A mans work is nothing but this slow trek to rediscover through the detours of art, those two or three great and simple images in whose presence his heart first opened. (Albert Camus)

All growth is a leap in the dark, a spontaneous, unpremeditated act without benefit of experience. (Henry Miller)

I was born in the early hours of 6th December 1969 in Oxford. On that night across the Atlantic in the USA the Rolling Stones were playing Altamont to a crowd of 400.000 people. Events at this concert turned ugly when a 19 year old Meredith Hunter attending the concert waved a gun and pointed it in the direction of the band boasting that he was going to kill Mick Jagger. Meredith Hunter was beaten, stabbed and killed by Hells Angels who were the security for the concert and this night marked a change from the peace,hope and love of those heady, high, hippie times to a night when all started to turn ugly and a night when many claimed that the hippie movement and the music died.

I refer to this event on my birth night as I don't think too much was happening in Oxford at that time other than according to my mother a snow blizzard blowing and falling outside the hospital. The period of music prior to this event and the exodus of many timeless musicians to California has always and is still a constant source of inspiration to me along with many other artists and musical movements. I remember from the age of seven first being turned on to music by a couple of uncles who were also budding musicians, the first of which played me the album Surfs Up by the Beach Boys along with Eddie Cochran's "Come On Everybody", along with some hits at that time, such as The Stray Cats, "Runaway Boys" and Blondies "Denis Denis". My other uncle sat me down and played me "Maggie May" by Rod Stewart and this, along with hearing lots of random music being played at home usually accompanied by the industrial sound of my mothers hoover, definitely sewed the early seeds of my love and obsession with music, harmony and noise.

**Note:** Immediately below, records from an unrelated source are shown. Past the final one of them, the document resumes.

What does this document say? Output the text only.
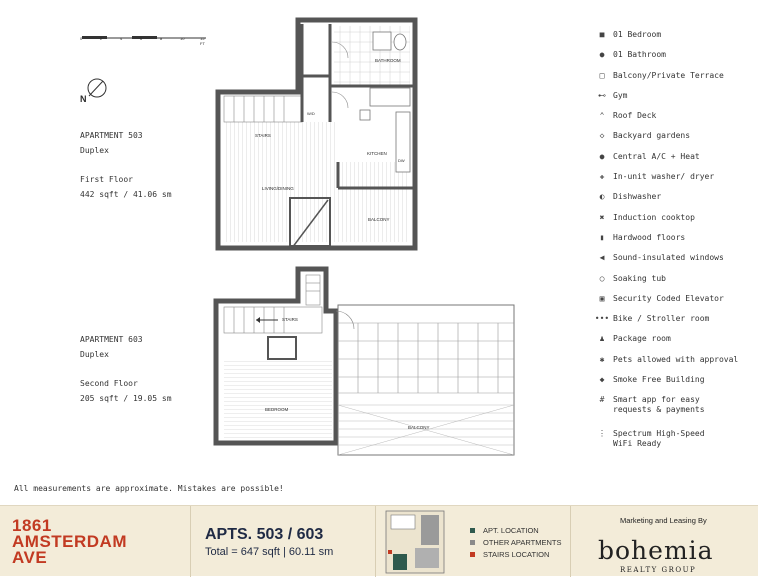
0	2	4	6	8	10	15 FT
N
APARTMENT 503
Duplex
First Floor
442 sqft / 41.06 sm
APARTMENT 603
Duplex
Second Floor
205 sqft / 19.05 sm
BATHROOM
STAIRS
KITCHEN
LIVING/DINING
BALCONY
W/D
DW
BEDROOM
STAIRS
BALCONY
■	01 Bedroom
●	01 Bathroom
□	Balcony/Private Terrace
⊷ Gym
⌃	Roof Deck
◇	Backyard gardens
●	Central A/C + Heat
✚	In-unit washer/ dryer
◐	Dishwasher
✖	Induction cooktop
▮	Hardwood floors
◀	Sound-insulated windows
○	Soaking tub
▣	Security Coded Elevator
••• Bike / Stroller room
♟	Package room
✱	Pets allowed with approval
◆	Smoke Free Building
#	Smart app for easy
requests & payments
⋮ Spectrum High-Speed
WiFi Ready
All measurements are approximate. Mistakes are possible!
1861
AMSTERDAM
AVE
APTS. 503 / 603
Total = 647 sqft | 60.11 sm
APT. LOCATION
OTHER APARTMENTS
STAIRS LOCATION
Marketing and Leasing By
bohemia
REALTY GROUP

After an uneventful and forgotten time at Primary School I attended Bayswater middle school in Oxford on a pretty horrible estate called Barton, which was an estate thrown up originally to house London evacuees, during the bombing of London in the second world war and is still standing today. At middle school I became a Ska "rudeboy" after discovering and loving the new Ska bands of that time such as, The Beat, The Specials, Dexys Midnight Runners and Madness. After middle school I attended Cheney comprehensive school in Oxford from the age of twelve until I left school and took an art foundation course for a year in Banbury in Oxfordshire in 1988. During my Cheney school days I bought tickets and went to my first concerts in the New Theatre in Oxford and watched bands such as The Cult, The Damned and Big Country. At this time, from around the age of fourteen, I made my childhood dream and ambition which was to play and headline in my own group one day at the New Theatre where I was so blown away by my first live concert experiences. I never, realistically, thought that I would ever achieve this dream and certainly would never have imagined that within five years from then my dream would be achieved, singing and playing guitar to a sold out New Theatre with Ride.

Going back to Cheney school days, it was there that I started to get to know Andy Bell and also there that I met Steven Queralt who was two years my senior and a class friend of my sister. The first time that I sang before an audience was in a school production of the musical, Grease. The guitarist in the show was Andy Bell and around that time we became good friends with a common interest in all things musical particuarly at that time, The Smiths, The Velvet Underground, David Bowie and Africa Bambatta and it was also around this time that I started learning to play guitar. By the time both Andy and I left Cheney school and landed in the same art foundation course together in Banbury we had made the first attempts at creating some music together which I played to Loz Colbert who was also on the course and had mentioned that he could play the drums "a little". Thus the seeds of Ride were sewn. Within a year we had played a few gigs and were then signed to Creation records by Alan McGee.

This Ride period has been and is well and, at times, not so well documented. Studiowise, during this whole period and the various musical projects that I have been involved with to this day I sat, sang, played, smoked and worked alongside many sound engineers, mixers and producers, all of whom taught me so much.

With the knowledge I have gathered over the years, along with an understanding of being on both sides of the recording process, I am now mixing and producing bands and musicians alongside ongoing solo and band shows, songwriting and guest vocals with "rinôçérôse" and many other musical collaborations that can be found and linked to on this site.